Now, a final report from the Miami-Dade Medical Examiner only deepens the mystery. An autopsy wasn’t able to determine a cause of death but hints that she may have been involved in a struggle.

Puhakka was raised in Finland and graduated in 2011 from the Haaga-Helia University of Applied Sciences, a business school in Helsinki, according to her social media accounts. She later did a study program in Belgium, where she met Klaudia Grzelak, a Scottish student who says Puhakka was known for her infectious laugh and positivity.

“She loved to travel, and she enjoyed every minute of the trips she took part of,” Grzelak says. “She was always, always smiling.”

Puhakka had arrived in Miami only earlier this year on a work visa, according to her social media profiles, which don’t specify precisely where she was working. On Instagram, she posted photos of Heat and Panthers games and visits to the Everglades.

And somehow, she ended up dead on a Friday morning in Biscayne Bay. In a ten-page medical examiner’s report, physicians don’t pinpoint what caused her demise. Her neck and head were uninjured, the report notes, and though fluid was found in her lungs, drowning wasn’t definitively found to be a cause of death.

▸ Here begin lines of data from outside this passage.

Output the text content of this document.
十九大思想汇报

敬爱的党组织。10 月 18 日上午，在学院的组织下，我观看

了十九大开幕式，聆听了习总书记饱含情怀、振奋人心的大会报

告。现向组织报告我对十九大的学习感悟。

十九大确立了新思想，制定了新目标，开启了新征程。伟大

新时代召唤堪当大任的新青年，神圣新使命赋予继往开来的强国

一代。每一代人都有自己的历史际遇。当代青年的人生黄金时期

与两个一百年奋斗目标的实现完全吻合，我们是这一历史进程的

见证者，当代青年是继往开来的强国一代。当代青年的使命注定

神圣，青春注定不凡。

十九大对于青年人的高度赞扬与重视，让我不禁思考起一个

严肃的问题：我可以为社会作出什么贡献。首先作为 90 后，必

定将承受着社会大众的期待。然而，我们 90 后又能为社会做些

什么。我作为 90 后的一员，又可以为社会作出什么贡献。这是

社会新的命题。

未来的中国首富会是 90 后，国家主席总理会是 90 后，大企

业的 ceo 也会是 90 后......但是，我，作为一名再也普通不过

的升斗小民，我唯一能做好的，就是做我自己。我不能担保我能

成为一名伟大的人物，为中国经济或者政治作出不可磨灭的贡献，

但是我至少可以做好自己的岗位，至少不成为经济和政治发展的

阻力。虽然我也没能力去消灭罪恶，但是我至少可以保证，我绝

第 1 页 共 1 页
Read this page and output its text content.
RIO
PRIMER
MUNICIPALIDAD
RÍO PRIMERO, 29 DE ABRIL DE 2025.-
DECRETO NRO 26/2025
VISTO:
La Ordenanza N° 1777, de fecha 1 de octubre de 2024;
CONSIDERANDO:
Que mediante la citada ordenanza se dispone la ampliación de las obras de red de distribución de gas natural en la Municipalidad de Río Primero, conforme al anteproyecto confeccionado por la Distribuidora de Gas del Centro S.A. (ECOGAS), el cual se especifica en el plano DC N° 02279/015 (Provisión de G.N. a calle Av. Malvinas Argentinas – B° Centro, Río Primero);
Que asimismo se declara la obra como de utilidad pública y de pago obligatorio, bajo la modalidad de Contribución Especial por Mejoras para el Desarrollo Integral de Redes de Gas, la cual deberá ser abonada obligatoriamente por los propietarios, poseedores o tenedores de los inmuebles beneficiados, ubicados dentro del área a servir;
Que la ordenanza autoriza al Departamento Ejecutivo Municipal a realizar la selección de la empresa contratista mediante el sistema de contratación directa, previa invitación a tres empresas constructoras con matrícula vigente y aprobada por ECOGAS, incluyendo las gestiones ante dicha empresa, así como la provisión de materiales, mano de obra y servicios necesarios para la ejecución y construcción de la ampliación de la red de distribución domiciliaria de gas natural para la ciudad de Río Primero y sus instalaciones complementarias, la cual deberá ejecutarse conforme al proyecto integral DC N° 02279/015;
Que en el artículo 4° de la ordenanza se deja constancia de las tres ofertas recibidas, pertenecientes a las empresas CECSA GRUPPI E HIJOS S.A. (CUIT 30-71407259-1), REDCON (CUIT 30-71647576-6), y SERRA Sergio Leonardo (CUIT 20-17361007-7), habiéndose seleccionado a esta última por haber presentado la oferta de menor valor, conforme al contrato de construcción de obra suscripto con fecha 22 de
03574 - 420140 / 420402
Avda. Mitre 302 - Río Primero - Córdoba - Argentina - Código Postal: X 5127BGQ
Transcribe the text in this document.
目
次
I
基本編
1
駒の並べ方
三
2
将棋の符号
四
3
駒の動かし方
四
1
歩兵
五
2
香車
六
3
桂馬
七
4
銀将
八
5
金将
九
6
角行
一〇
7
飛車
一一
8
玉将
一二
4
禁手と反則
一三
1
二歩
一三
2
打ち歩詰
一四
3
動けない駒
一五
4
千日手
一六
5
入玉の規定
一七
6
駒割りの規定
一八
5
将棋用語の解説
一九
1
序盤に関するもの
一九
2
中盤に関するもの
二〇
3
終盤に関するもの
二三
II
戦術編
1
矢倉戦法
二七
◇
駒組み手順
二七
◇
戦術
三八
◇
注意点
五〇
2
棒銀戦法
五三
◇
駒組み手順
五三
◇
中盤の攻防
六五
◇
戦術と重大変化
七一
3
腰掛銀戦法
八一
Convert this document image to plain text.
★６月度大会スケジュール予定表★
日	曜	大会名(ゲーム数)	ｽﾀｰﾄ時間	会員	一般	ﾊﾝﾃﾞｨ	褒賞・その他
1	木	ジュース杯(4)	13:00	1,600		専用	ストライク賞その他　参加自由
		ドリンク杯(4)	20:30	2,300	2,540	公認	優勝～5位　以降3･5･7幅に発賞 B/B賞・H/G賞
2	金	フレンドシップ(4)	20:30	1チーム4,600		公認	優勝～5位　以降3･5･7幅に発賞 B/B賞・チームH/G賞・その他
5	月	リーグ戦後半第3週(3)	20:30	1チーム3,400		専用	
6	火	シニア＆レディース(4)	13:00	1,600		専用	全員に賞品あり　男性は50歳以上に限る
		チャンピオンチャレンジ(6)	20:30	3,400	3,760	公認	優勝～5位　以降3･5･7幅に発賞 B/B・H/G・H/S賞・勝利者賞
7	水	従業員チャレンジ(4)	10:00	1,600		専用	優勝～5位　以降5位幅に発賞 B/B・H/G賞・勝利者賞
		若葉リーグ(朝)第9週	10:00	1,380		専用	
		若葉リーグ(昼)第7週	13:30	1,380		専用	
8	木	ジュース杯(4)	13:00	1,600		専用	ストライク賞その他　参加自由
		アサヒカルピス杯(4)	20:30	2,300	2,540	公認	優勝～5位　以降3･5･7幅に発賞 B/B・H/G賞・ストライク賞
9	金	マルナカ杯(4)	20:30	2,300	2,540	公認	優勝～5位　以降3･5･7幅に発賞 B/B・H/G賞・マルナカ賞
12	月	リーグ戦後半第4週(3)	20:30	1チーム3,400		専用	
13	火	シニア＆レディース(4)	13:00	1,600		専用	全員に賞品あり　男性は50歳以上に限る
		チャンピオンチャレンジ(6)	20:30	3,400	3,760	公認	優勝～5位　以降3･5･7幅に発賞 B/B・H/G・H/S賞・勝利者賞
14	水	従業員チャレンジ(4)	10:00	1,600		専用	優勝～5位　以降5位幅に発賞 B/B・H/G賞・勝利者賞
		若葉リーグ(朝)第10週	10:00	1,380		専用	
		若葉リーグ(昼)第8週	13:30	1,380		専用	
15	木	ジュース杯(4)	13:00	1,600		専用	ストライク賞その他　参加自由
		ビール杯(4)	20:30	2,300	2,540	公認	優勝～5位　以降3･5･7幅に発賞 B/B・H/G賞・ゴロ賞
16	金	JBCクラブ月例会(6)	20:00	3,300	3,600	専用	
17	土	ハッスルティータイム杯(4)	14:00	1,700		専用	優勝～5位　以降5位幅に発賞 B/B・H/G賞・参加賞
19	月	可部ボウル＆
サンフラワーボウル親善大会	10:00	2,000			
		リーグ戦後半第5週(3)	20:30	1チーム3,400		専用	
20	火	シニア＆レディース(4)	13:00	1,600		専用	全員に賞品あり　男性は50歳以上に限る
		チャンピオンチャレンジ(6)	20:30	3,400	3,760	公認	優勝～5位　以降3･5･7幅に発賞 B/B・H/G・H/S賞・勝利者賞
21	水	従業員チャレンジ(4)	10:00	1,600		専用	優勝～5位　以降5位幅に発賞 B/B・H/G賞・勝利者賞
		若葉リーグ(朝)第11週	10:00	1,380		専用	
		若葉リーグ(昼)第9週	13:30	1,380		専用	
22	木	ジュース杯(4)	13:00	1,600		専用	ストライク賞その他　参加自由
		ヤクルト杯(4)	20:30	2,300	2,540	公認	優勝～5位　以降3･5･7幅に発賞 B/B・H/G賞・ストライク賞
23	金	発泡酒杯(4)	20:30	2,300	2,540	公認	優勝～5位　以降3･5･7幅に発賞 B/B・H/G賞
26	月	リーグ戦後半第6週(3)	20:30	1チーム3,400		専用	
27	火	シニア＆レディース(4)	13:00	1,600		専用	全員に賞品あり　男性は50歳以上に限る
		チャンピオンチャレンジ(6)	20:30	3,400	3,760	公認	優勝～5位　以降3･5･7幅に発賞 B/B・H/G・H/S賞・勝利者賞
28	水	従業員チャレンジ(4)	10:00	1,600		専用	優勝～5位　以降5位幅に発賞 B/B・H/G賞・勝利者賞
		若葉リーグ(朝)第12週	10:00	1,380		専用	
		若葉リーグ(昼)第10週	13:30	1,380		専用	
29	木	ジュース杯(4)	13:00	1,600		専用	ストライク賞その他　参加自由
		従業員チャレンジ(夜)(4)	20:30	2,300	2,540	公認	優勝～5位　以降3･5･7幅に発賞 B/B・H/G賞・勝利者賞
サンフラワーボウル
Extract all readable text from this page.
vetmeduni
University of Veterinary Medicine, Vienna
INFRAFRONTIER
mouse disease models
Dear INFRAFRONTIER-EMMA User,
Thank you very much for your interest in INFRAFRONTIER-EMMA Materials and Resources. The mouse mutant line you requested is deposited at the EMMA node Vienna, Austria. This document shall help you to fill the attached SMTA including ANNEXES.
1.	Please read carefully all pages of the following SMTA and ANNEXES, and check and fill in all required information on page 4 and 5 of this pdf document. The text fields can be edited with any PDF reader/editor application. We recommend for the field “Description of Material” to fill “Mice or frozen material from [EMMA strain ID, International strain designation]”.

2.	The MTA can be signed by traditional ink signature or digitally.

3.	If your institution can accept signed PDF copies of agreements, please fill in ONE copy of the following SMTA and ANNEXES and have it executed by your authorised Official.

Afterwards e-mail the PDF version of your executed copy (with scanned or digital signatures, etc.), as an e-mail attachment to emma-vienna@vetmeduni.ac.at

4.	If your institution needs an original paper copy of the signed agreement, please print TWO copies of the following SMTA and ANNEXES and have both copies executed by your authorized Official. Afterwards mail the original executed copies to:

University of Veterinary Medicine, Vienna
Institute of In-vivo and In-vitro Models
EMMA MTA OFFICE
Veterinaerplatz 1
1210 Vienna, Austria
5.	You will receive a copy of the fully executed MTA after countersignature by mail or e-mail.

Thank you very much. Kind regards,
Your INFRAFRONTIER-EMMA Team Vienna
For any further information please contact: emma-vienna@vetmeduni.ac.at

Other signs, meanwhile, hint at a struggle. “All of the fingernails are irregularly broken,” the examiners note. “Dark red material is under the left first and third fingernails.” Examiners also mention abrasions on her right calf and left thigh.

Miami Beach Police, meanwhile, are still treating her case as an open death investigation, Det. Vivian Thayer, an MBPD spokesperson, tells New Times.

In Europe, friends and family wait for answers that may never come. “She was an amazing, beautiful, independent woman,” Grzelak says.